Я отошла с трепещущим сердцем.
Мне, конечно, нестерпимо захотелось тотчас же увидеть страну, с которой когда-то дружили дяди Степа и Валера! Дружили и, видимо, раздружились.
Я еле дождалась их ухода на волейбольную площадку.
Лестница казалась надежной, абсолютно безопасной, но на верхней ступеньке я осмелилась глянуть на землю, и коленки мои затряслись. Все-таки было очень высоко и страшно.
Внезапно из-за угла дома выкатилась коляска – разумеется, не сама по себе.
–?Эй, ты зачем туда забралась?! – закричал Алеша.
–?Китай смотреть.
–?Вруша!
–?Не вруша: Валера сказал, что оттуда Китай видно!
–?Ну-ка спускайся, а то маме скажу!
–?Жалобная книга, – сказала я, соображая, какой маме: моей или своей? Лучше бы бабушке, мама строже…
Сестренка проснулась от Алешиного крика и захныкала. Я обрадовалась – сейчас дядька уйдет. Но нет, оставив коляску с плачущим ребенком, он встал на первую ступень лестницы. На вторую… третью.
–?Алеша!
–?Дядя Алеша! – возопил он. – Дядя, понятно?! Спускайся, говорю!
–?Дядя Алеша, ты что, не слышишь? Викша плачет!
–?Свалишься, дурочка, слезай!
–?Сам дурачок!
Он вдруг переменил тактику. Голос его стал вкрадчивым, почти нежным:
–?А хочешь, я тебе Москву покажу?
–?Хочу.
–?Тогда спускайся.
–?А Китай?
–?Китай подождет…
Лезть вниз оказалось гораздо труднее, чем вверх.
Более подлого обмана еще не знала моя доверчивая душа.
Уши болели целую вечность, полыхали, как пунцовые коробочки бабушкиных духов «Красная Москва».
Самое обидное, что взаправдашнего Китая дядя Валера на чердаке, как выяснилось, не видел.
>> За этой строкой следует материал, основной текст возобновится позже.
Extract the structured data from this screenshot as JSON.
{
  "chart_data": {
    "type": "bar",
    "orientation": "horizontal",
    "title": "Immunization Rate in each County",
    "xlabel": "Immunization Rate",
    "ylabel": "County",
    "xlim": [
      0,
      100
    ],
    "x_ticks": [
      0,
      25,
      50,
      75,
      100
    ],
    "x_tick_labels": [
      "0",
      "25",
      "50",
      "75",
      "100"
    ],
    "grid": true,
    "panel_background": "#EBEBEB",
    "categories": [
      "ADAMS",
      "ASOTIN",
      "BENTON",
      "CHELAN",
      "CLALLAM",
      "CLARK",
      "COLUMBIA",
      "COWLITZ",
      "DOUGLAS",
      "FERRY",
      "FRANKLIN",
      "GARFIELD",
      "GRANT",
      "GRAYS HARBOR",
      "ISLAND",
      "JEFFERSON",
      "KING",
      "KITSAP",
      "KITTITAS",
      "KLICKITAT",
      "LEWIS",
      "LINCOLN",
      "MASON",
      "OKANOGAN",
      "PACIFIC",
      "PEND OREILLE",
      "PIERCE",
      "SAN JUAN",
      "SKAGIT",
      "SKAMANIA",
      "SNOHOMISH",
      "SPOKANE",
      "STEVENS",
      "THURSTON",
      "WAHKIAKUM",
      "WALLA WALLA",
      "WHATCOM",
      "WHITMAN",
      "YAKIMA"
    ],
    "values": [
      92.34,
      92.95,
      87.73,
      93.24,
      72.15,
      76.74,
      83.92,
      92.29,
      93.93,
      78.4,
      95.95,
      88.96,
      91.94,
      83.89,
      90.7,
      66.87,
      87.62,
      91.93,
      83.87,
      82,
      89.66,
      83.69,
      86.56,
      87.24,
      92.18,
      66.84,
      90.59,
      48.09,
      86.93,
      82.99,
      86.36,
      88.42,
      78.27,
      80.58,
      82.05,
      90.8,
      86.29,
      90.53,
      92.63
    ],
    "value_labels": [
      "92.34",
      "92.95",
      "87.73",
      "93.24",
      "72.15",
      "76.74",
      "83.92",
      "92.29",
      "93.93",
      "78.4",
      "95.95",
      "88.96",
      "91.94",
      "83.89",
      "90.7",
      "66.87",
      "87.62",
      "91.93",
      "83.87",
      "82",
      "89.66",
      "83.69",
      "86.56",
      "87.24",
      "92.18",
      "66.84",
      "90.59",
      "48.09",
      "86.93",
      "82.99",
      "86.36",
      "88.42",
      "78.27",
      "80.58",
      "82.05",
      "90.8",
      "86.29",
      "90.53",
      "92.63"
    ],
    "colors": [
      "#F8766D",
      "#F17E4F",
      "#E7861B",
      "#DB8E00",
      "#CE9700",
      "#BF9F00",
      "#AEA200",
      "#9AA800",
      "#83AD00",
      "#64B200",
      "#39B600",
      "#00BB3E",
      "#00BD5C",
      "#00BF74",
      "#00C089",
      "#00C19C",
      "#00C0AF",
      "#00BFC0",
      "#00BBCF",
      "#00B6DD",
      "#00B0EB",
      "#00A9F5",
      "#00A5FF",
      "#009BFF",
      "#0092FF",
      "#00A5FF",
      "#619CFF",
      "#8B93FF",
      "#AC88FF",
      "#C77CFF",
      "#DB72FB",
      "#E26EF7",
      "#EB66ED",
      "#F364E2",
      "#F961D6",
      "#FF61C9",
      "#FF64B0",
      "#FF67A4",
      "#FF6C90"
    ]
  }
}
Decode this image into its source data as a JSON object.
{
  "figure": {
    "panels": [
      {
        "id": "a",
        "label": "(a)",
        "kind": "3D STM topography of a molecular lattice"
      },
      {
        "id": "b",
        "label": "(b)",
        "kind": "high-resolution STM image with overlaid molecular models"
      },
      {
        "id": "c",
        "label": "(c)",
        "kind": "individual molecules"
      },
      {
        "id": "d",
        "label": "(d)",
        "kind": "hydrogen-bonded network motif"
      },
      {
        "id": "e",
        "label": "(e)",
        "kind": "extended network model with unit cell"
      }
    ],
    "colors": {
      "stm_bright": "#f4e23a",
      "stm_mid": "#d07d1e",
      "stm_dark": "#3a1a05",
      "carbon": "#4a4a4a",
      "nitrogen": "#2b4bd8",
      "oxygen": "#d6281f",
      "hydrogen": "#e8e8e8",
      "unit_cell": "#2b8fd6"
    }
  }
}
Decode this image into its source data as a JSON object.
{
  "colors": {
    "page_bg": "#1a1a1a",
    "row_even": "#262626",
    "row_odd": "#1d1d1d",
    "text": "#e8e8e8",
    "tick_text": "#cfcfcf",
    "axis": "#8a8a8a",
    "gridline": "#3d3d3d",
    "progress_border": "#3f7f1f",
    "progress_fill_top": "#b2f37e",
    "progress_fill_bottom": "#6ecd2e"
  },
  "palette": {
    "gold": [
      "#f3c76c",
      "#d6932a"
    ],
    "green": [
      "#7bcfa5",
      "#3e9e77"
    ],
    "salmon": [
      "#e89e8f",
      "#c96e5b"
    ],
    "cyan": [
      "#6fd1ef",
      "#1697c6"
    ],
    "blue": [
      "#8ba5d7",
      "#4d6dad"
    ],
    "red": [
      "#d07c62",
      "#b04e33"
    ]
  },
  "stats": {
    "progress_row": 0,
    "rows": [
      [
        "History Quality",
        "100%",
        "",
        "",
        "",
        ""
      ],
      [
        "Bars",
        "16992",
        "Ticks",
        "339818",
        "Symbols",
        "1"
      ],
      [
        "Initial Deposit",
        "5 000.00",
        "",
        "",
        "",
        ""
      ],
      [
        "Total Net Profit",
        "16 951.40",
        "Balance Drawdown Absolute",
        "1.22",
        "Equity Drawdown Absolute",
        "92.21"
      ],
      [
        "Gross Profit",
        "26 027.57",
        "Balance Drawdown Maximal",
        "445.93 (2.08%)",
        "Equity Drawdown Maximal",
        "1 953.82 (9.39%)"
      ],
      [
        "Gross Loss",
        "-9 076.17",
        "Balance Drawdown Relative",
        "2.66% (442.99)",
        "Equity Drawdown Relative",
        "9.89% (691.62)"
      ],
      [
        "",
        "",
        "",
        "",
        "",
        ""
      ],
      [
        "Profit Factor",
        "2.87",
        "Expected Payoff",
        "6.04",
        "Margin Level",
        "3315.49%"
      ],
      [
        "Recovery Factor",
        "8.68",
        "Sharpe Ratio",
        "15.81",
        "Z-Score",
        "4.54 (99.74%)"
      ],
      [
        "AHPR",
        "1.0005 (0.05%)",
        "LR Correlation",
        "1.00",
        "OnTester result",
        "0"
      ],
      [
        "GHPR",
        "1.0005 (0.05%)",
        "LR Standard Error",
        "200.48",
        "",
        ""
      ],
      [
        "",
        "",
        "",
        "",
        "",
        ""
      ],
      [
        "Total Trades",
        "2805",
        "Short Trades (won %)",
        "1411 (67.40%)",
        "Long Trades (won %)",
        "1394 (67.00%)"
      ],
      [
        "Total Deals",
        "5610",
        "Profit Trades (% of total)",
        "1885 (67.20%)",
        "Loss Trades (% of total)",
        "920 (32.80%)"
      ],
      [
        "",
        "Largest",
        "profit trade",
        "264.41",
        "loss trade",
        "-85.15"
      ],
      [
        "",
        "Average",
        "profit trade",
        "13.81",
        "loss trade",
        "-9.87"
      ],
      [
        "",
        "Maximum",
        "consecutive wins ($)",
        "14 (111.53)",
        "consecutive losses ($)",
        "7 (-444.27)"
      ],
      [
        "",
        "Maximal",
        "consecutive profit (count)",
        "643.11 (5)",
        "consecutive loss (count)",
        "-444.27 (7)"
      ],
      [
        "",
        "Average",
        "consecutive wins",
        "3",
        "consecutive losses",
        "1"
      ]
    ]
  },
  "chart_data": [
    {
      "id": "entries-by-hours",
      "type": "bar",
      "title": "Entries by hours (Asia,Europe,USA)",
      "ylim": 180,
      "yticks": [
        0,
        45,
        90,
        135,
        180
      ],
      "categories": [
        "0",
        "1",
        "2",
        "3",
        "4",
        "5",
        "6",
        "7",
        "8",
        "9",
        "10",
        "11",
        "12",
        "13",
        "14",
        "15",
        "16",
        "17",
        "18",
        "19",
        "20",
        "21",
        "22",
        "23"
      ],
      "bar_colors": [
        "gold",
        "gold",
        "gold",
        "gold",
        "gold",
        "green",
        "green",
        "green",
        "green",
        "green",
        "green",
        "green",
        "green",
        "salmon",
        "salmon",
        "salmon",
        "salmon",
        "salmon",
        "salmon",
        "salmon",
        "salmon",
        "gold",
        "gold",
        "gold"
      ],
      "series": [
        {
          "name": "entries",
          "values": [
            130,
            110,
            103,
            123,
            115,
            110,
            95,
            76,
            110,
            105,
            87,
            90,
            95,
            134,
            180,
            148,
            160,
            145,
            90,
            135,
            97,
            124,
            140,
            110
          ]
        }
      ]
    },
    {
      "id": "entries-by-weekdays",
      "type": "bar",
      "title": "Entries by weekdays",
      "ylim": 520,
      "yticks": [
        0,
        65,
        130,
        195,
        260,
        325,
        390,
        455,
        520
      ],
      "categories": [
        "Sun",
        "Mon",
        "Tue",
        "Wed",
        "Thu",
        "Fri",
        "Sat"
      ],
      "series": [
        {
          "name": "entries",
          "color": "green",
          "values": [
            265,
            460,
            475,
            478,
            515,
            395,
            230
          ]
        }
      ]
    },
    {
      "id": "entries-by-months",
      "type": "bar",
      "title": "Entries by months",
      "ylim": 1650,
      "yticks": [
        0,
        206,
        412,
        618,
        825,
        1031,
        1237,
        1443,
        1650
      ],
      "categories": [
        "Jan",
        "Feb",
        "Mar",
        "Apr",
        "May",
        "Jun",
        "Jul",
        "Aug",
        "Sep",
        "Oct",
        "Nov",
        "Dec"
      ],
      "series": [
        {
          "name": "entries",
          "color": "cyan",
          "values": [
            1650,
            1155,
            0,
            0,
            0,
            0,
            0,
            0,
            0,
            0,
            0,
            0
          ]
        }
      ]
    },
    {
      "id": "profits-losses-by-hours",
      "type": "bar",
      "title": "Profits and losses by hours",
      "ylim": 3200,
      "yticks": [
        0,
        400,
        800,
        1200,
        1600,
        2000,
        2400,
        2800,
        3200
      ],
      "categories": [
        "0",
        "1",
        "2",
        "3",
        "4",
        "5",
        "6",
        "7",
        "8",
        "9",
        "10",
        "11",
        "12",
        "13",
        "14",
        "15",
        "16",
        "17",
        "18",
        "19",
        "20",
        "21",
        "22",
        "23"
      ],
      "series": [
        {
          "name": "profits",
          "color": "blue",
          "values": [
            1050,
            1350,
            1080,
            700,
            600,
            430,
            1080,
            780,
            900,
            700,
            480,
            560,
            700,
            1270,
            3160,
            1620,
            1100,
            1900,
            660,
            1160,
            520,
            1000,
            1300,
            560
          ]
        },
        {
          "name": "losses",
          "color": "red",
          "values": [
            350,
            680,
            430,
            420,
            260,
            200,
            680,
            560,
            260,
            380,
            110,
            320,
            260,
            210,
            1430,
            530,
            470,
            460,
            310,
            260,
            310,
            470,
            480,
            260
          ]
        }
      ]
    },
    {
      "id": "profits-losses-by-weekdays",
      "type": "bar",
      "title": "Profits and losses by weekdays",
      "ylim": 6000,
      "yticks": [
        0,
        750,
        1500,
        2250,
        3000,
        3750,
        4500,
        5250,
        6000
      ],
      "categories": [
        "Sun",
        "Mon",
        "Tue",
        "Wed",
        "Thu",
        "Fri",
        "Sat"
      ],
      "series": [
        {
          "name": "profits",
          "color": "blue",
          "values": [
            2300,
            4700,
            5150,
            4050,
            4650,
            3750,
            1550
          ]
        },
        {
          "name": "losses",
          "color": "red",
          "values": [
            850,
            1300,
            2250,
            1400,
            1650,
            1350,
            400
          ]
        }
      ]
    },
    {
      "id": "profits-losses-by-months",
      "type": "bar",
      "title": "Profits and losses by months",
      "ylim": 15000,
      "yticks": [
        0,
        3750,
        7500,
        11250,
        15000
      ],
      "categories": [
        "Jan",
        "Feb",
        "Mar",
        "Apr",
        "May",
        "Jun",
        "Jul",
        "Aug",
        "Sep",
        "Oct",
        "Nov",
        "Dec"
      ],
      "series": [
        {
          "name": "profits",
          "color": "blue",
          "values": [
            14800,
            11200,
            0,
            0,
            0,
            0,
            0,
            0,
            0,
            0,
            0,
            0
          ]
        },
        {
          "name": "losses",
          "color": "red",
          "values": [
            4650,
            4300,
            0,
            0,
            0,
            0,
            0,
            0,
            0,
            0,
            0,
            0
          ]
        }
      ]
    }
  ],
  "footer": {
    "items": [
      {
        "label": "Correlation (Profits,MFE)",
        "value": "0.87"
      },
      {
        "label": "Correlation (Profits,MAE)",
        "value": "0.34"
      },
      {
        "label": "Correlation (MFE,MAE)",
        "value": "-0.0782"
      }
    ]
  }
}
Он там ночью при свечке просматривал старые подшивки журнала «Китай». С этой страной дружили и почему-то раздружились не мои дяди, а все мы, то есть Советский Союз.
Этимология
Когда мне было пять, все домашние, кому не лень, учили меня алфавиту. Скоро я начала читать по складам и писать печатными буквами. Только буква «я» никак не поддавалась – получалась справа налево.